Inanimate and dark objects that come to life, the themes always have a macabre, magical and disturbing aspect, the ‘stop-motion’ technique for Stefano Bessoni is “the black soul of animation”. The artist is the protagonist at ‘Cartoons On The Bay’ with the exhibition ‘Stefano Bessoni. Stop-motion and other inexact sciences” edited by Lorenza Fruci. Film director, writer, illustrator and animator, Bessoni sinks his poetics in the concept of Wunderkammer, the “chambers of wonders”, a genre that feeds on reproductions of environments with gothic and mysterious stories. The exhibition, open to the public at the Aurum in Pescara until June 1st, is a journey into the artist’s imagination.

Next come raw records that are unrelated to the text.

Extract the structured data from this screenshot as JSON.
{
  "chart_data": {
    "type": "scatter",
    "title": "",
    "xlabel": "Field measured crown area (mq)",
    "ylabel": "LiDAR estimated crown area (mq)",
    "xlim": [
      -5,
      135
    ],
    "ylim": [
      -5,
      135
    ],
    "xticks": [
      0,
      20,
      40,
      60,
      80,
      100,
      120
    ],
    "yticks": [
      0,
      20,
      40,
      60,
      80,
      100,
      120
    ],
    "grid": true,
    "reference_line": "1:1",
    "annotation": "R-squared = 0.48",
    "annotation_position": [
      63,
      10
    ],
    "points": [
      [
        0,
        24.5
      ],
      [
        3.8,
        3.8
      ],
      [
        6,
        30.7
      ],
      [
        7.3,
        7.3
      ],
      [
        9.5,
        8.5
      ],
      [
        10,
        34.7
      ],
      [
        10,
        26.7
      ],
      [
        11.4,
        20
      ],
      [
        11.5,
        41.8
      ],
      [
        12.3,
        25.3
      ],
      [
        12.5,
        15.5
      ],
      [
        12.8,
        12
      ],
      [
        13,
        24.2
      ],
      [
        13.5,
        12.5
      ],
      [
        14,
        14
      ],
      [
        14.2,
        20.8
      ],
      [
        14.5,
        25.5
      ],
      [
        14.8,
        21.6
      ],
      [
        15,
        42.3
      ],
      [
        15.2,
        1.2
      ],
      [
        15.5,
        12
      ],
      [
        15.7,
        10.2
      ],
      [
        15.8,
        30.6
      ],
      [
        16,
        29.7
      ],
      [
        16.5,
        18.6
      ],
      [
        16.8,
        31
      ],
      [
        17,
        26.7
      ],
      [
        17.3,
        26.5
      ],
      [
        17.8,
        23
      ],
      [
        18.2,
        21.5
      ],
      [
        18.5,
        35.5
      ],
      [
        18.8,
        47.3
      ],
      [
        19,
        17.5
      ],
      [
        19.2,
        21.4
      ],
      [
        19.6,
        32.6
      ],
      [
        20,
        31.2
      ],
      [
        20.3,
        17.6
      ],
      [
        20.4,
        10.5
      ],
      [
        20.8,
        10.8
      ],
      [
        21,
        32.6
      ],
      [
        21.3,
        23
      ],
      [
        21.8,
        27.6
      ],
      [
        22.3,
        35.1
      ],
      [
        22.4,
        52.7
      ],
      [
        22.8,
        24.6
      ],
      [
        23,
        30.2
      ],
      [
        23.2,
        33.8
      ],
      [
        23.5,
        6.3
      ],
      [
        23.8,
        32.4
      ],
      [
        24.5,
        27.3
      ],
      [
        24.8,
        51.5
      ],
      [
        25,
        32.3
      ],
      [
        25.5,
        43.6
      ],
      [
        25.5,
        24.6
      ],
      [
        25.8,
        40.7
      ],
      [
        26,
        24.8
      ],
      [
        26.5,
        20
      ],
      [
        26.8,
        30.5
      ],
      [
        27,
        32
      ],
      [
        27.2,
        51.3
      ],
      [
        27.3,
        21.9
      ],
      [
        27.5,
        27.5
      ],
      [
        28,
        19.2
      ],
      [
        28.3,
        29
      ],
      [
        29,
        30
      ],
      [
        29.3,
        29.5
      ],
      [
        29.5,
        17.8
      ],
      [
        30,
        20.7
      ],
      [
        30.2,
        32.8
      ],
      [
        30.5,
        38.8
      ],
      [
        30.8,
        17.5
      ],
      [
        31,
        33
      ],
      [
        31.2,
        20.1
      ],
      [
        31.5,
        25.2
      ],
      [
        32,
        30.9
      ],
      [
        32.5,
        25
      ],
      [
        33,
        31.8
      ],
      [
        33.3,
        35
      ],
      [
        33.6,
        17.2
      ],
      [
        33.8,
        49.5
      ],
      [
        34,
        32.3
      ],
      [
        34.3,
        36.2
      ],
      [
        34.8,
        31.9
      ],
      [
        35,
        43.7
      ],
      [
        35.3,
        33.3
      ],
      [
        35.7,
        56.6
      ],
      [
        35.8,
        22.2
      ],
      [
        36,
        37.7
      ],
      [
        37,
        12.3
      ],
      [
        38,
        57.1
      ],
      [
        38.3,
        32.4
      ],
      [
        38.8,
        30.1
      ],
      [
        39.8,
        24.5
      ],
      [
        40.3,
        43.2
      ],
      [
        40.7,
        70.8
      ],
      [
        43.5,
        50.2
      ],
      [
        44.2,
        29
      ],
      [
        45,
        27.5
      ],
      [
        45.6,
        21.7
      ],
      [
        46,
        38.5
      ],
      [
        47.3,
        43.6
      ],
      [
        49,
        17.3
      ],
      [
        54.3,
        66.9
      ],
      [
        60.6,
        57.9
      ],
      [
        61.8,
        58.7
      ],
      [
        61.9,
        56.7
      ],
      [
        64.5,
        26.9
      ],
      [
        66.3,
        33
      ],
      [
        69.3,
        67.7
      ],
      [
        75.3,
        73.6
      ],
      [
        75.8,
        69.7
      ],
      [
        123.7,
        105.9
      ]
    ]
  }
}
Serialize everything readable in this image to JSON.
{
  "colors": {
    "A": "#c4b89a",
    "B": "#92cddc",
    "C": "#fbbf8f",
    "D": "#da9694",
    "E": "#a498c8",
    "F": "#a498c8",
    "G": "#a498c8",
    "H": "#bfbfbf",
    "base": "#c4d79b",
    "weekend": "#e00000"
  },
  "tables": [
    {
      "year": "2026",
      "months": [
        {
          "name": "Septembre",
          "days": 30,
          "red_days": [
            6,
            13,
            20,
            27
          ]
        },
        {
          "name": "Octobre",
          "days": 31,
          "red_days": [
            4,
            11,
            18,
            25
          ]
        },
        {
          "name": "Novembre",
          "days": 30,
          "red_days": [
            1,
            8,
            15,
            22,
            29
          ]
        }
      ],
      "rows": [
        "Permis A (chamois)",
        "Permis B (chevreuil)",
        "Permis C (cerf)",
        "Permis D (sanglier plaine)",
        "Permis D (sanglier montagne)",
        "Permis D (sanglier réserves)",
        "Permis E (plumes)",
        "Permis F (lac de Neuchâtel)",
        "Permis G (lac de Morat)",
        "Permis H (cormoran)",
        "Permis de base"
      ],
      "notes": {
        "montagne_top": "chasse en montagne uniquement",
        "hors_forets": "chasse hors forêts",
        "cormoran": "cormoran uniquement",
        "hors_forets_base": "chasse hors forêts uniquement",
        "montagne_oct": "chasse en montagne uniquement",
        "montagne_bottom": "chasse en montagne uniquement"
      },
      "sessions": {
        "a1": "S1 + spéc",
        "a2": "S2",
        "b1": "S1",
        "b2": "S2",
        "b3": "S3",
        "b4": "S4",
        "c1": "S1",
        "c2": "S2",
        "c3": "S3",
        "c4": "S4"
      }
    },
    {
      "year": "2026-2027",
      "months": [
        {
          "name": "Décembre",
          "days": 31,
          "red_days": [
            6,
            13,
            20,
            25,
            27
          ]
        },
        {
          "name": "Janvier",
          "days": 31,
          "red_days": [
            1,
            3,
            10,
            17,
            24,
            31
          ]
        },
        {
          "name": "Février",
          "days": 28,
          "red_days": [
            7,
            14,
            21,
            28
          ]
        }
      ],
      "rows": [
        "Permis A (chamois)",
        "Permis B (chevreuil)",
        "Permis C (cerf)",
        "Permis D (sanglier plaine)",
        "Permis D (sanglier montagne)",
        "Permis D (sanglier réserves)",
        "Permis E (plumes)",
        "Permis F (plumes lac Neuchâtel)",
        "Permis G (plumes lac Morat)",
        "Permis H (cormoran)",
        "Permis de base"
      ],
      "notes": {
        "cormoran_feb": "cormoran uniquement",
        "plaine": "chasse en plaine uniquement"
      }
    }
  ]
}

The comparison with Tim Burton
“With these projects, drawings and my puppets – says the artist – I wanted to make my expressive inner world known which I have been carrying out for many years. The stop-motion technique remained somewhat in the shadows, it became important thanks to Tim Burton. It may seem disturbing, because this art moves real inanimate objects, I would define it as the black soul of animation, stories that are basically romantic and macabre in the nineteenth-century sense of the term are told”.
According to Bessoni, however, “in Italy this technique is little exploited. It is almost commonplace, when talking about this genre, to immediately think of Tim Burton, as if only he could do it. Then, when you try to launch a similar project in Italy, they tell you that only Tim Burton can do it, that it can be done abroad but not here. There are always budget issues.” Perhaps, underlines the artist, “it is time to recognize that, thanks to Tim Burton, stop motion animation and this macabre but poetic world linked to diversity have been opened to many other authors around the world. Even if we cannot have Hollywood budgets, we should consider producing smaller, more artisanal works. Being compared to Tim Burton on the one hand honors me, on the other it makes me a little bitter“. “Working on Stefano Bessoni’s works was an intriguing challenge, given the complexity of his work”, comments Lorenza Fruci who first underlines “the attention we wanted to give to stop motion, a particular expressive language and not very widespread. We have chosen to illustrate the creative process from the initial conception, through the script, to the final editing. It was fascinating to show how an idea turns into sketches and then into a film, through composition and puppet animation.”
This, according to Fruci, “represents an important value for the Festival: telling a language which, although it is often associated with children, is also used effectively to narrate stories intended for an adult audience“. Another aspect investigated in this exhibition, says Fruci, “it is its educational potential. Bessoni, with his gothic and at times macabre imagery, invites us to see beyond appearances. This narrative leads us to confront the different, the different that initially scares us or seems repellent. However, once we explore it more deeply, we discover that it contains a wealth of humanity and poetry that would otherwise have remained unknown to us.”